For the second equation, the half reactions are \([\mathrm{Fe}(\mathrm{CN})_{6}]^{3-}\) to \([\mathrm{Fe}(\mathrm{CN})_{6}]^{4-}\) and \(\mathrm{N}_2\mathrm{H}_4\) to \(\mathrm{N}_2\mathrm{(g)}\). There is no redox principle in the first half reaction equation thereby, balancing this equation with water molecules, hydrogen ions, and electrons form it into: \([\mathrm{Fe}(\mathrm{CN})_{6}]^{3-} \rightarrow [\mathrm{Fe}(\mathrm{CN})_{6}]^{4-} + e^{-}\). Balancing the second half reaction equation results in: \(\mathrm{N}_2\mathrm{H}_4 + 2 \mathrm{OH}^{-} \rightarrow \mathrm{N}_2\mathrm{(g)}+ 4\mathrm{H}_2\mathrm{O}\). And finally, the overall equation is found by combining the half reactions to give: \([\mathrm{Fe}(\mathrm{CN})_{6}]^{3-}+ \mathrm{N}_2\mathrm{H}_4 +2 \mathrm{OH}^{-}\rightarrow [\mathrm{Fe}(\mathrm{CN})_{6}]^{4-} + \mathrm{N}_2\mathrm{(g)}+ 4\mathrm{H}_2\mathrm{O}\).

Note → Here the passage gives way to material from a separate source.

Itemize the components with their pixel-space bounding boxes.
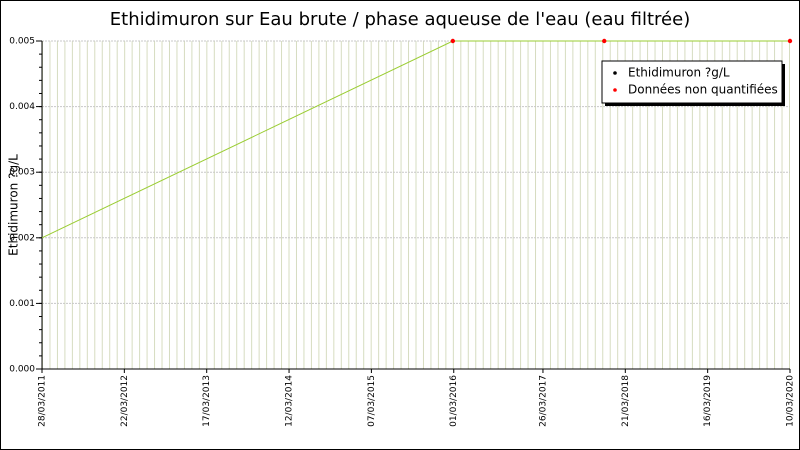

The half reactions for the third equation are \(\mathrm{Fe}(\mathrm{OH})_{2}(\mathrm{s})\) to \(\mathrm{Fe}(\mathrm{OH})_{3}(\mathrm{s})\) and \(\mathrm{O}_2(\mathrm{g})\) to \(\mathrm{H}_2\mathrm{O}\). The final balanced equation is obtained as: \(\mathrm{Fe}(\mathrm{OH})_{2}(\mathrm{s}) + \mathrm{O}_{2}(\mathrm{g})+\mathrm{H}_2\mathrm{O}\rightarrow \mathrm{Fe}(\mathrm{OH})_{3}(\mathrm{s})\).

For the fourth equation, the half reactions are \(\mathrm{CH}_{3} \mathrm{CH}_{2} \mathrm{OH}\) to \(\mathrm{CH}_{3} \mathrm{COO}^{-}\) and \(\mathrm{MnO}_{4}^{-}\) to \(\mathrm{MnO}_{2}(\mathrm{s})\). The final balanced equation is obtained as: \(3\mathrm{CH}_{3} \mathrm{CH}_{2} \mathrm{OH} + \mathrm{MnO}_{4}^{-}+\mathrm{OH}^{-} \rightarrow 3\mathrm{CH}_{3} \mathrm{COO}^{-} + \mathrm{MnO}_{2}(\mathrm{s}) + 4\mathrm{H}_2\mathrm{O}\).